Russia remains a major source market for cross‑border medical travel, but China (中国) sits largely on the sidelines for high‑end care. The blunt conclusion from recent market probes and interviews with Russian brokers and clinics: short‑term demand to China will be for wellness and rehabilitation, not for cancer surgery, complex cardiac or neurosurgery. Why? Because high‑stakes clinical decisions rest on trust, transparent financing and recognized accreditation — three areas where competitors like Germany, Israel, Turkey and South Korea currently outcompete China.

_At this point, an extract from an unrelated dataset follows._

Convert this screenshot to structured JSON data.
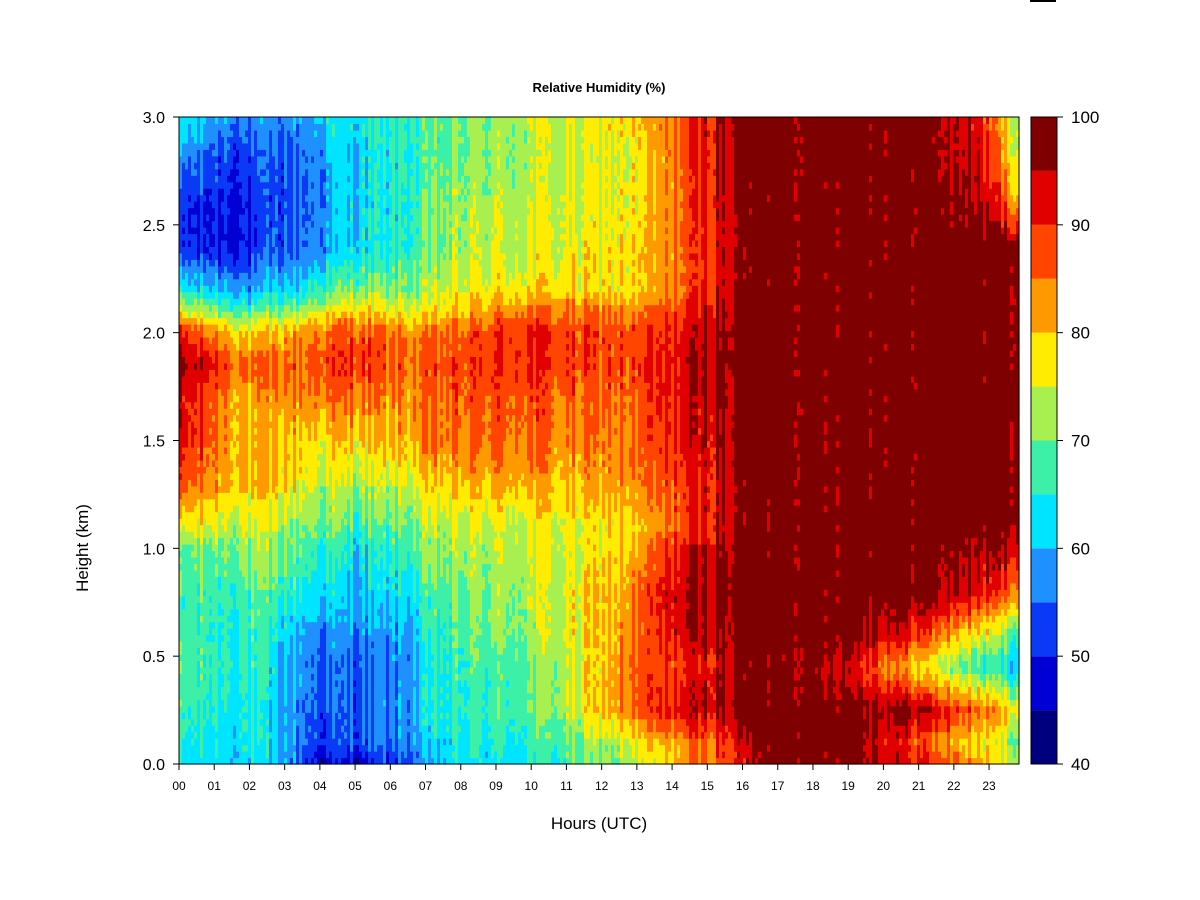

Geopolitics rewired flows — but China hasn’t filled the gap

Western sanctions, disrupted European flight routes and new cross‑border clearing frictions have already rerouted some Russian patients through Turkey and Dubai or toward Asia. It has been reported that Turkey’s visa‑free travel, direct Russian flights and a large cluster of JCI‑accredited hospitals (reportedly more than 50) have made it a compelling alternative; South Korea has boomed in elective care and aesthetics (reportedly receiving a record number of foreign patients in 2024), and India attracts cost‑sensitive cases. China’s profile, by contrast, has been grouped with Thailand and the UAE as a “medical + vacation” destination — strong in rehabilitation, traditional Chinese medicine and borderline services such as dental work delivered at border towns like Heihe (黑河) and Suifenhe (绥芬河), and in resort hubs such as Sanya (三亚) and Boao Lecheng (博鳌乐城) on Hainan (海南). But it has been reported that the 2023 withdrawal of some international accreditation activity — leaving a perceived vacuum in internationally recognized third‑party certifications — leaves Chinese clinical capability as a “black box” for many Russian patients.

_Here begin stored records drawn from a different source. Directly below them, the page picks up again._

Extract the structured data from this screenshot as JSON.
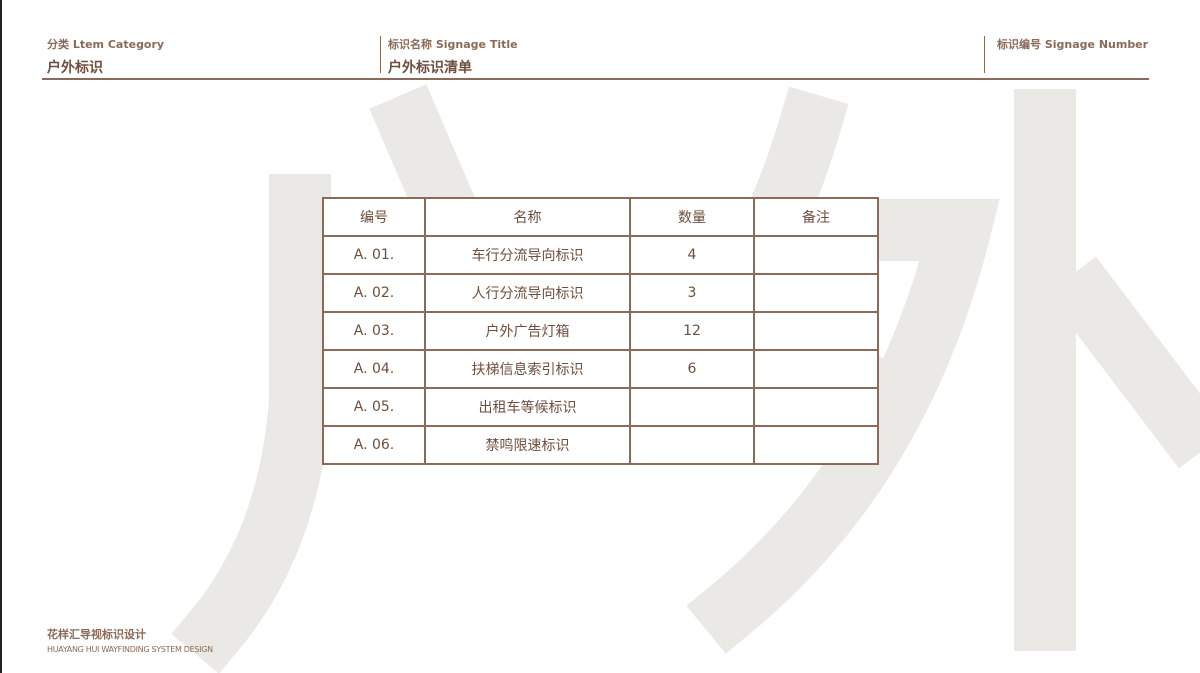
{
  "header": {
    "category": {
      "label": "分类  Ltem Category",
      "value": "户外标识"
    },
    "title": {
      "label": "标识名称  Signage Title",
      "value": "户外标识清单"
    },
    "number": {
      "label": "标识编号 Signage Number",
      "value": ""
    }
  },
  "watermark": "户外",
  "table": {
    "columns": [
      "编号",
      "名称",
      "数量",
      "备注"
    ],
    "rows": [
      [
        "A. 01.",
        "车行分流导向标识",
        "4",
        ""
      ],
      [
        "A. 02.",
        "人行分流导向标识",
        "3",
        ""
      ],
      [
        "A. 03.",
        "户外广告灯箱",
        "12",
        ""
      ],
      [
        "A. 04.",
        "扶梯信息索引标识",
        "6",
        ""
      ],
      [
        "A. 05.",
        "出租车等候标识",
        "",
        ""
      ],
      [
        "A. 06.",
        "禁鸣限速标识",
        "",
        ""
      ]
    ]
  },
  "footer": {
    "cn": "花样汇导视标识设计",
    "en": "HUAYANG HUI WAYFINDING SYSTEM DESIGN"
  },
  "colors": {
    "accent": "#8a6a58",
    "text": "#6e4e3e",
    "watermark": "#ebe9e6"
  }
}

Practical barriers and a short roadmap

The market diagnosis is clear: Russians demand international accreditation, seamless insurer direct‑pay, and Russian‑speaking clinical coordinators who understand local consent, privacy norms and referral pathways. Russian insurers such as Sogaz and Ingosstrakh, and international payers like Bupa and Allianz, already enable direct settlement with Turkish and UAE hospitals; Chinese public hospitals, constrained by domestic insurance rules and foreign‑exchange clearing, generally cannot. The short‑term playbook, analysts argue, is pragmatic: scale up middle‑to‑upper‑market rehab and integrated TCM‑plus‑modern care in coastal hubs, while Beijing‑based tertiary centres and pilot zones such as Boao Lecheng (博鳌乐城) must urgently secure credible international accreditations, establish cross‑border payment and billing mechanisms, and build sustained academic exchange with Russian clinicians to generate the “successful cases” that create referral trust. Without those fixes, China will remain a tourism‑adjacent option—not a destination for Russia’s sickest patients.